It is doubtful drivers on a highway give much thought to the rubber streaked cement barriers dividing opposing traffic. Their visual appearance does little to evoke thoughts of the engineers that meticulously designed and crafted a traffic barrier whose versatility and capability would far exceed simply eliminating cars from crossing a line. Named the Jersey Barrier, the modular, steel reinforced concrete barrier was created in 1959, at The Institute of Technology in Hoboken, New Jersey. Fifty years later the Jersey Barrier has undergone job specific alterations and improvements in design by other engineers. Engineers who’ve taken the original barrier design and created versions that have found use in many places, in many capacities, with one version use as a war memorial in Kirkuk, Iraq, dedicated to U.S. soldiers that made the ultimate sacrifice for their country.
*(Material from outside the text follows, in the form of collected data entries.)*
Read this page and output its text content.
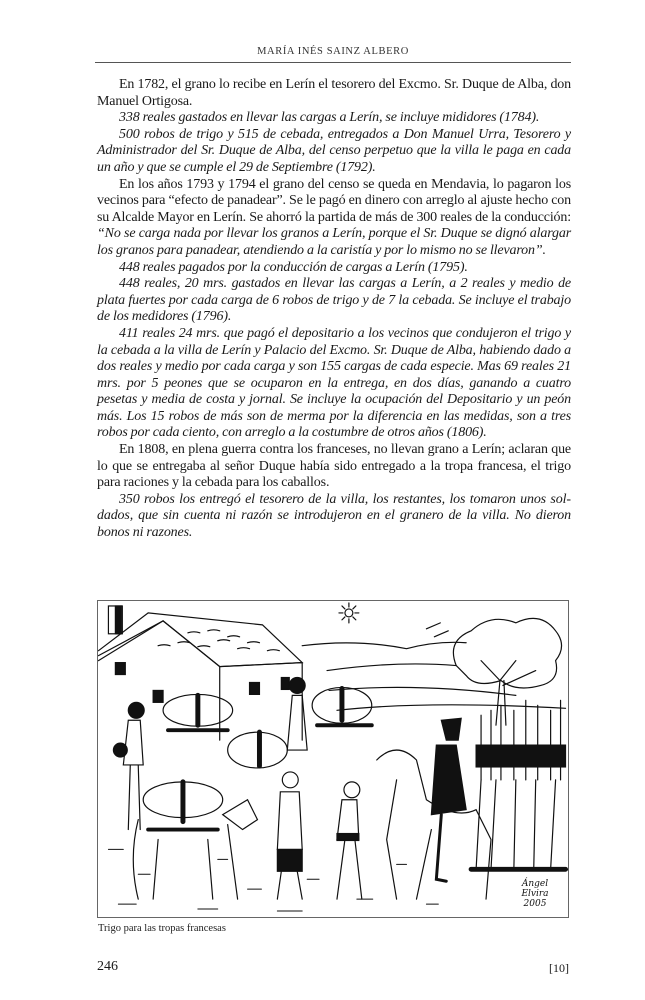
MARÍA INÉS SAINZ ALBERO

En 1782, el grano lo recibe en Lerín el tesorero del Excmo. Sr. Duque de Alba, don Manuel Ortigosa.

338 reales gastados en llevar las cargas a Lerín, se incluye mididores (1784).

500 robos de trigo y 515 de cebada, entregados a Don Manuel Urra, Tesorero y Administrador del Sr. Duque de Alba, del censo perpetuo que la villa le paga en cada un año y que se cumple el 29 de Septiembre (1792).

En los años 1793 y 1794 el grano del censo se queda en Mendavia, lo pagaron los vecinos para “efecto de panadear”. Se le pagó en dinero con arreglo al ajuste hecho con su Alcalde Mayor en Lerín. Se ahorró la partida de más de 300 reales de la conducción: “No se carga nada por llevar los granos a Lerín, porque el Sr. Duque se dignó alargar los granos para panadear, atendiendo a la caristía y por lo mismo no se llevaron”.

448 reales pagados por la conducción de cargas a Lerín (1795).

448 reales, 20 mrs. gastados en llevar las cargas a Lerín, a 2 reales y medio de plata fuertes por cada carga de 6 robos de trigo y de 7 la cebada. Se incluye el trabajo de los medidores (1796).

411 reales 24 mrs. que pagó el depositario a los vecinos que condujeron el trigo y la cebada a la villa de Lerín y Palacio del Excmo. Sr. Duque de Alba, habiendo dado a dos reales y medio por cada carga y son 155 cargas de cada especie. Mas 69 reales 21 mrs. por 5 peones que se ocuparon en la entrega, en dos días, ganando a cuatro pesetas y media de costa y jornal. Se incluye la ocupación del Depositario y un peón más. Los 15 robos de más son de merma por la diferencia en las medidas, son a tres robos por cada ciento, con arreglo a la costumbre de otros años (1806).

En 1808, en plena guerra contra los franceses, no llevan grano a Lerín; aclaran que lo que se entregaba al señor Duque había sido entregado a la tropa francesa, el trigo para raciones y la cebada para los caballos.

350 robos los entregó el tesorero de la villa, los restantes, los tomaron unos soldados, que sin cuenta ni razón se introdujeron en el granero de la villa. No dieron bonos ni razones.

Ángel Elvira 2005
Trigo para las tropas francesas
246	[10]
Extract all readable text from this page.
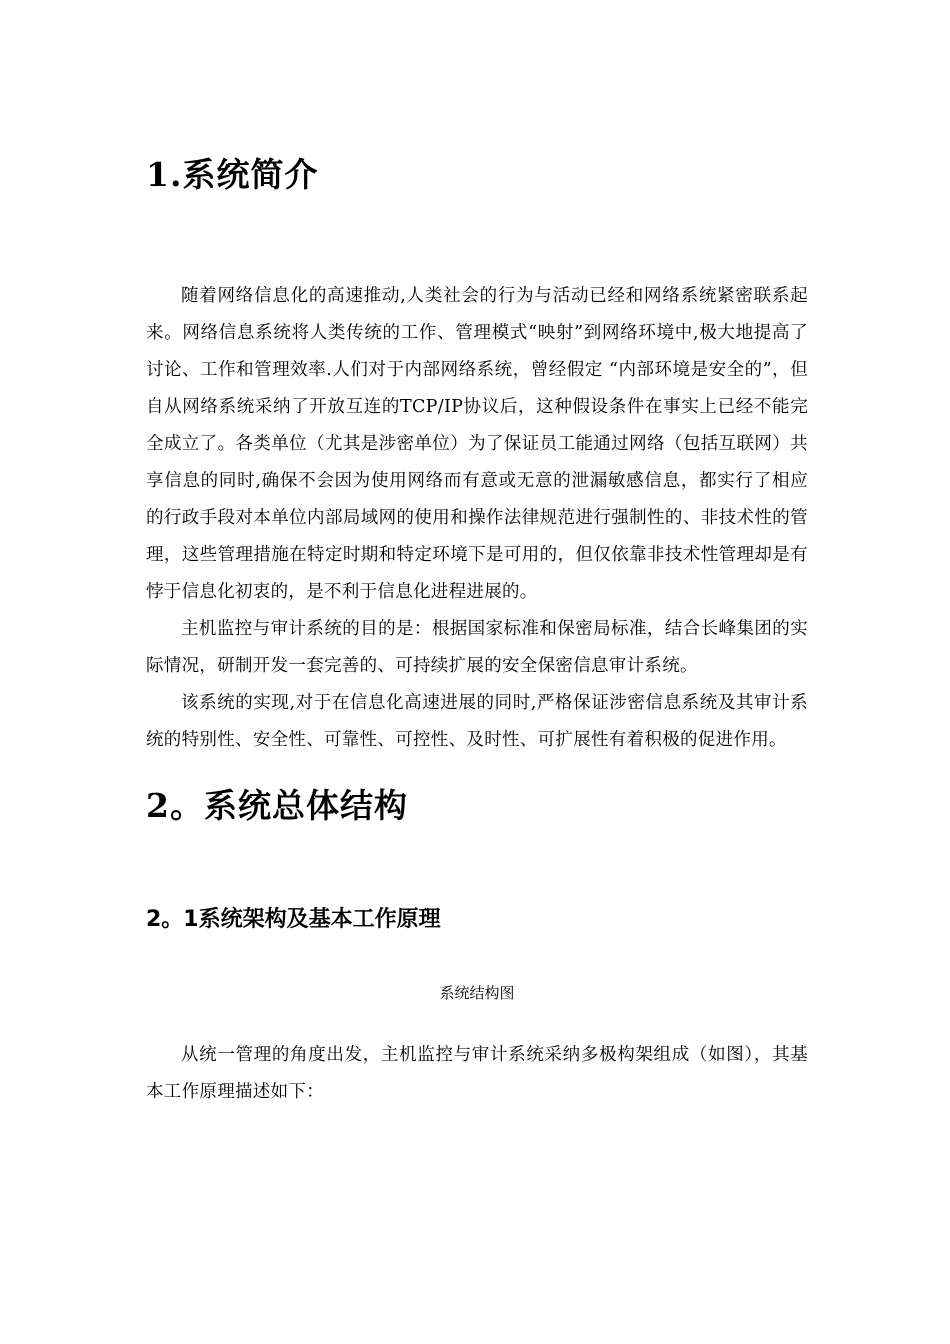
1.系统简介

随着网络信息化的高速推动,人类社会的行为与活动已经和网络系统紧密联系起来。网络信息系统将人类传统的工作、管理模式“映射”到网络环境中,极大地提高了讨论、工作和管理效率.人们对于内部网络系统，曾经假定 “内部环境是安全的”，但自从网络系统采纳了开放互连的TCP/IP协议后，这种假设条件在事实上已经不能完全成立了。各类单位（尤其是涉密单位）为了保证员工能通过网络（包括互联网）共享信息的同时,确保不会因为使用网络而有意或无意的泄漏敏感信息，都实行了相应的行政手段对本单位内部局域网的使用和操作法律规范进行强制性的、非技术性的管理，这些管理措施在特定时期和特定环境下是可用的，但仅依靠非技术性管理却是有悖于信息化初衷的，是不利于信息化进程进展的。

主机监控与审计系统的目的是：根据国家标准和保密局标准，结合长峰集团的实际情况，研制开发一套完善的、可持续扩展的安全保密信息审计系统。

该系统的实现,对于在信息化高速进展的同时,严格保证涉密信息系统及其审计系统的特别性、安全性、可靠性、可控性、及时性、可扩展性有着积极的促进作用。

2。系统总体结构
2。1系统架构及基本工作原理
系统结构图

从统一管理的角度出发，主机监控与审计系统采纳多极构架组成（如图），其基本工作原理描述如下：
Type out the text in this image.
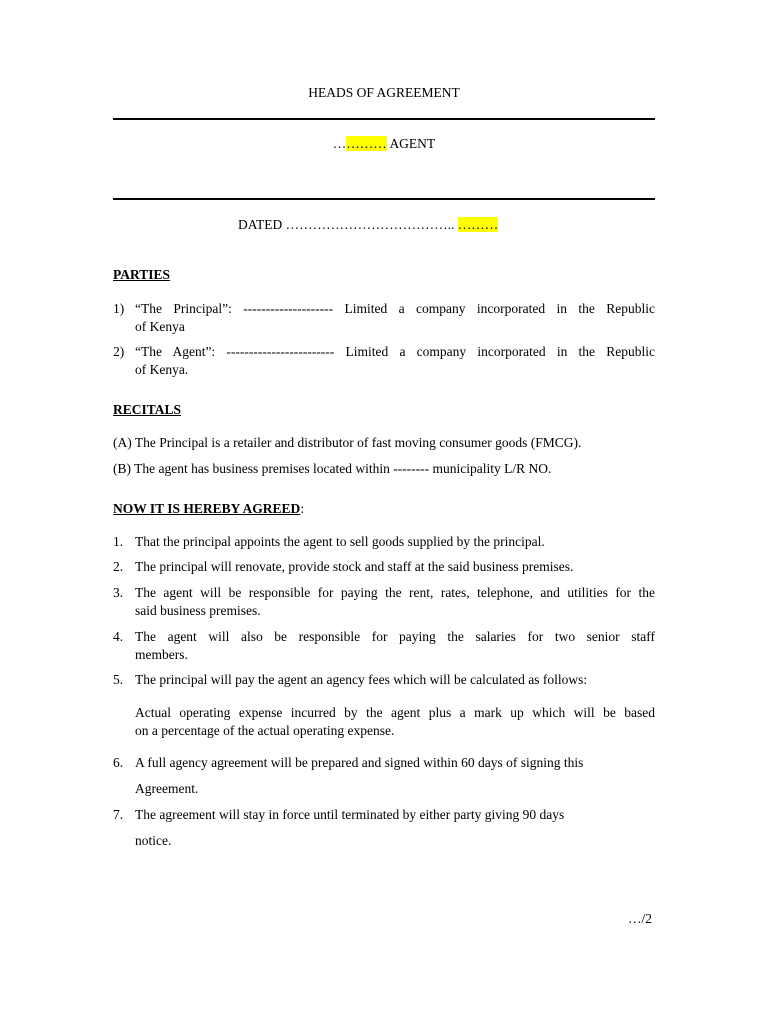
HEADS OF AGREEMENT
………… AGENT
DATED ……………………………….. ………
PARTIES
1) “The Principal”: -------------------- Limited a company incorporated in the Republic
of Kenya
2) “The Agent”: ------------------------ Limited a company incorporated in the Republic
of Kenya.
RECITALS
(A) The Principal is a retailer and distributor of fast moving consumer goods (FMCG).
(B) The agent has business premises located within -------- municipality L/R NO.
NOW IT IS HEREBY AGREED:
1. That the principal appoints the agent to sell goods supplied by the principal.
2. The principal will renovate, provide stock and staff at the said business premises.
3. The agent will be responsible for paying the rent, rates, telephone, and utilities for the
said business premises.
4. The agent will also be responsible for paying the salaries for two senior staff
members.
5. The principal will pay the agent an agency fees which will be calculated as follows:
Actual operating expense incurred by the agent plus a mark up which will be based
on a percentage of the actual operating expense.
6. A full agency agreement will be prepared and signed within 60 days of signing this
Agreement.
7. The agreement will stay in force until terminated by either party giving 90 days
notice.
…/2
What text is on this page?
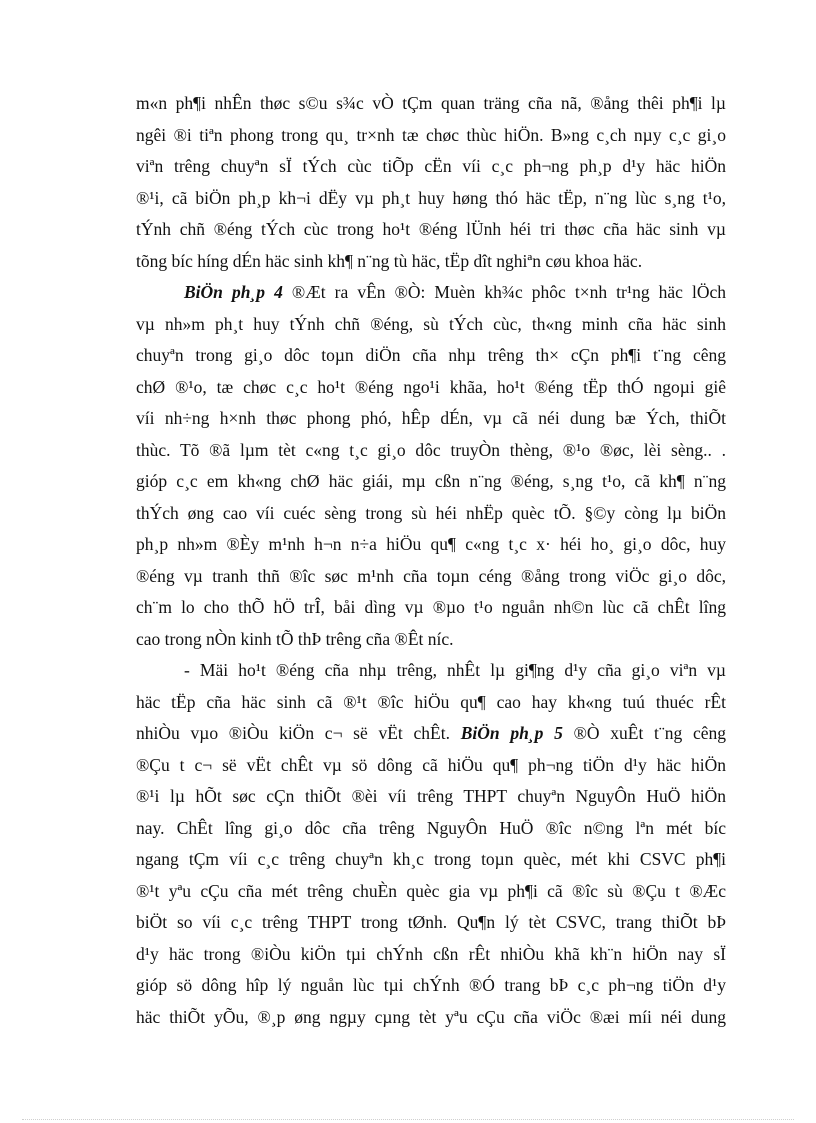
m«n ph¶i nhÊn thøc s©u s¾c vÒ tÇm quan träng cña nã, ®ång thêi ph¶i lµ
ngêi ®i tiªn phong trong qu¸ tr×nh tæ chøc thùc hiÖn. B»ng c¸ch nµy c¸c gi¸o
viªn trêng chuyªn sÏ tÝch cùc tiÕp cËn víi c¸c ph¬ng ph¸p d¹y häc hiÖn
®¹i, cã biÖn ph¸p kh¬i dËy vµ ph¸t huy høng thó häc tËp, n¨ng lùc s¸ng t¹o,
tÝnh chñ ®éng tÝch cùc trong ho¹t ®éng lÜnh héi tri thøc cña häc sinh vµ
tõng bíc híng dÉn häc sinh kh¶ n¨ng tù häc, tËp dît nghiªn cøu khoa häc.
BiÖn ph¸p 4 ®Æt ra vÊn ®Ò: Muèn kh¾c phôc t×nh tr¹ng häc lÖch
vµ nh»m ph¸t huy tÝnh chñ ®éng, sù tÝch cùc, th«ng minh cña häc sinh
chuyªn trong gi¸o dôc toµn diÖn cña nhµ trêng th× cÇn ph¶i t¨ng cêng
chØ ®¹o, tæ chøc c¸c ho¹t ®éng ngo¹i khãa, ho¹t ®éng tËp thÓ ngoµi giê
víi nh÷ng h×nh thøc phong phó, hÊp dÉn, vµ cã néi dung bæ Ých, thiÕt
thùc. Tõ ®ã lµm tèt c«ng t¸c gi¸o dôc truyÒn thèng, ®¹o ®øc, lèi sèng.. .
gióp c¸c em kh«ng chØ häc giái, mµ cßn n¨ng ®éng, s¸ng t¹o, cã kh¶ n¨ng
thÝch øng cao víi cuéc sèng trong sù héi nhËp quèc tÕ. §©y còng lµ biÖn
ph¸p nh»m ®Èy m¹nh h¬n n÷a hiÖu qu¶ c«ng t¸c x· héi ho¸ gi¸o dôc, huy
®éng vµ tranh thñ ®îc søc m¹nh cña toµn céng ®ång trong viÖc gi¸o dôc,
ch¨m lo cho thÕ hÖ trÎ, båi dìng vµ ®µo t¹o nguån nh©n lùc cã chÊt lîng
cao trong nÒn kinh tÕ thÞ trêng cña ®Êt níc.
- Mäi ho¹t ®éng cña nhµ trêng, nhÊt lµ gi¶ng d¹y cña gi¸o viªn vµ
häc tËp cña häc sinh cã ®¹t ®îc hiÖu qu¶ cao hay kh«ng tuú thuéc rÊt
nhiÒu vµo ®iÒu kiÖn c¬ së vËt chÊt. BiÖn ph¸p 5 ®Ò xuÊt t¨ng cêng
®Çu t c¬ së vËt chÊt vµ sö dông cã hiÖu qu¶ ph¬ng tiÖn d¹y häc hiÖn
®¹i lµ hÕt søc cÇn thiÕt ®èi víi trêng THPT chuyªn NguyÔn HuÖ hiÖn
nay. ChÊt lîng gi¸o dôc cña trêng NguyÔn HuÖ ®îc n©ng lªn mét bíc
ngang tÇm víi c¸c trêng chuyªn kh¸c trong toµn quèc, mét khi CSVC ph¶i
®¹t yªu cÇu cña mét trêng chuÈn quèc gia vµ ph¶i cã ®îc sù ®Çu t ®Æc
biÖt so víi c¸c trêng THPT trong tØnh. Qu¶n lý tèt CSVC, trang thiÕt bÞ
d¹y häc trong ®iÒu kiÖn tµi chÝnh cßn rÊt nhiÒu khã kh¨n hiÖn nay sÏ
gióp sö dông hîp lý nguån lùc tµi chÝnh ®Ó trang bÞ c¸c ph¬ng tiÖn d¹y
häc thiÕt yÕu, ®¸p øng ngµy cµng tèt yªu cÇu cña viÖc ®æi míi néi dung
The Jersey Barrier was an answer to the New Jersey State Highway’s request for improved measures in traffic safety during the fifties when each new year produced growth in auto ownership, size and speed. First implemented in New Jersey’s Bergen and Passaic counties, it remains the most common barrier employed to this day. It’s unique design (diagram 1) minimizes car damage; if the barrier is swiped, only the tires make contact reducing metal damage; cars traveling faster that strike the barrier with greater force are pushed up and back into their previous lane avoiding oncoming traffic. These abilities have found use in Formula One track design, winding, steeply curved roads, crowd control, protection of military troops in Afghanistan, Iraq, and Israel, and protection of American citizens that work abroad in dangerous settings such as Qatar.
Not all barriers are Jersey Barriers but all are designed similarly. The Bremer Wall is a 12 feet tall barrier that is employed in all Mideast U.S. military installations. Named after L. Paul Bremer, Head of The Coalition Provisional Authority in Iraq in 2003, it is one of a number of different barrier designs that have developed since the late fifties. Tall barriers, such as the Alaska Barrier (diagram 3) and the Bremer Wall range from 12 to 20 feet and are oft employed as protection. Other models include the Ontario Tall Wall and F barriers which are slightly larger and improved versions of the Jersey Barrier and constant slope barriers (diagram 2) that allow for repaving without compromising barrier design. The Jersey Barrier and its successors have proven to be of great use in many theatres of the world acting in various fashions usually going unnoticed except perhaps the Bremer Wall which many a soldier has self-professed their thankfulness for the security it provides.
The Jersey Barrier is a product of a different era, an era defined by its adherence to producing quality products made to last. The cars that travel past such barriers today are products of an era whose throw away mentality starkly contrasts that of their predecessors. It is difficult to imagine the production of anything that has a shelf life of fifty plus years anymore. It is doubtful the engineers that created the Jersey Barrier foresaw the path it would take, the many uses it would find throughout the world.